For patients with non-metastatic clear cell renal cell carcinoma (ccRCC), new multicenter research suggests that radiomics-based machine learning assessment of computed tomography (CT) scans offers greater prognostic accuracy than a clinical factor model in predicting five-year recurrence-free survival (RFS).
For the multicenter retrospective study, which was recently published in Academic Radiology, researchers developed and compared five CT radiomics-based machine learning models as well as a clinical model in a total cohort of 559 patients with non-metastatic ccRCC. In additional to a primary data set with 271 patients, the study authors evaluated the radiomic machine learning models with two external validation cohorts of 216 patients and 72 patients respectively.
All five CT-based radiomic machine learning models provided improved area under the receiver operating characteristic curves (AUC) than the clinical model for predicting five-year recurrence-free survival (RFS) in patients with ccRCC.
The highest performing radiomic machine learning model was the random forest (RF) model, which offered a greater than 10 percent increase in the AUC in comparison to the clinical model in both external validation cohorts (82.6 and 79.9 percent vs. 71.8 and 68.5 percent), according to the researchers.
“Our study may facilitate the application of artificial intelligence predictors in the preoperative recurrence prediction of non-metastasis ccRCC patients, thereby assisting the clinical management,” wrote lead author Jia Zhang, M.D., who is affiliated with the Department of Geriatrics at the First Affiliated Hospital of Chongqing Medical University in Chongqing, China, and colleagues.
Employing the SHapley Additive exPlanations (SHAP) model to assess different features of the RF radiomic machine learning model, the researchers found that the Rad-Score, generated through the filtering of 13 radiomic features, was the most significant contributing factor. In addition to having a mean SHAP value of 0.15, the Rad-Score provided AUCs for 5-year RFS that ranged from 73.4 to 83.6 percent.
Three Key Takeaways
1. Radiomics-based machine learning outperforms clinical models. Radiomics-based machine learning (ML) models using CT scans demonstrated significantly greater accuracy in predicting five-year recurrence-free survival (RFS) for patients with non-metastatic clear cell renal cell carcinoma (ccRCC) compared to traditional clinical factor models.
2. Random forest model shows highest accuracy. Among the ML models tested, the Random Forest (RF) model achieved the best performance, improving AUCs by over 10 percent relative to the clinical model in external validation cohorts (82.6 percent and 79.9 percent vs. 71.8 percent and 68.5 percent).
3. Rad-Score is a key prognostic indicator. The SHAP analysis revealed that the Rad-Score, derived from 13 radiomic features, was the most impactful predictor within the RF model, followed by tumor size and patient age, suggesting strong potential for personalized risk stratification.

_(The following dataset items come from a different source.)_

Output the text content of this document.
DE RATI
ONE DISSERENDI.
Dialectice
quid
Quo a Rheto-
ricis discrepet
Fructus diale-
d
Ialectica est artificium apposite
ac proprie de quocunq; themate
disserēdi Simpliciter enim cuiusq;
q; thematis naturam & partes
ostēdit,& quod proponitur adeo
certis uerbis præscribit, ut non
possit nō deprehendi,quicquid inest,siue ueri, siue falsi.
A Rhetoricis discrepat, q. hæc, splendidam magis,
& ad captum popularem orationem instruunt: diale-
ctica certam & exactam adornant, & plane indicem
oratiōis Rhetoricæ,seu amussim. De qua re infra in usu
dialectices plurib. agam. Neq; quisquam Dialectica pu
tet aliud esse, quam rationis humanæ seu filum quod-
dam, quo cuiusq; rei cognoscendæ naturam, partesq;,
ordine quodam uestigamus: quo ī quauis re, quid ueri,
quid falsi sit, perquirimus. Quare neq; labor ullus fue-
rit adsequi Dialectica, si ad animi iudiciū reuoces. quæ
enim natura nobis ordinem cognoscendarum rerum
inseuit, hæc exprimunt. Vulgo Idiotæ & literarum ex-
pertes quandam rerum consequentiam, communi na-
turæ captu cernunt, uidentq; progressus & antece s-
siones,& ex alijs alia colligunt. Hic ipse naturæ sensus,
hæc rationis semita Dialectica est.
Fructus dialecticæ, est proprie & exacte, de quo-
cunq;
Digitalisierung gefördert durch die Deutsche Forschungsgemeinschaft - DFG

The next highest contributing factors in the RF model included tumor size and age with SHAP values of 0.03 for each, according to the study authors.
“Our findings indicate that each factor had a positive effect, which further corroborates the underlying rationale for the superior performance of the RF model. Moreover, these results provide compelling evidence that the RF model can be effectively utilized in clinical practice,” noted Zhang and colleagues.
(Editor’s note: For related content, see “Study for Emerging PET/CT Agent Reveals ‘New Standard’ for Detecting Clear Cell Renal Cell Carcinoma,” “CT-Based Radiomic Model Shows Promise for Pre-Op Staging of Clear Cell Renal Cell Carcinoma” and “Meta-Analysis Assesses Impact of PSMA PET/CT for Staging of Renal Cell Carcinoma.”)
In regard to study limitations, the authors noted the retrospective nature of the research, manual delineation of renal tumor regions and not incorporating pathological whole slide images for the study.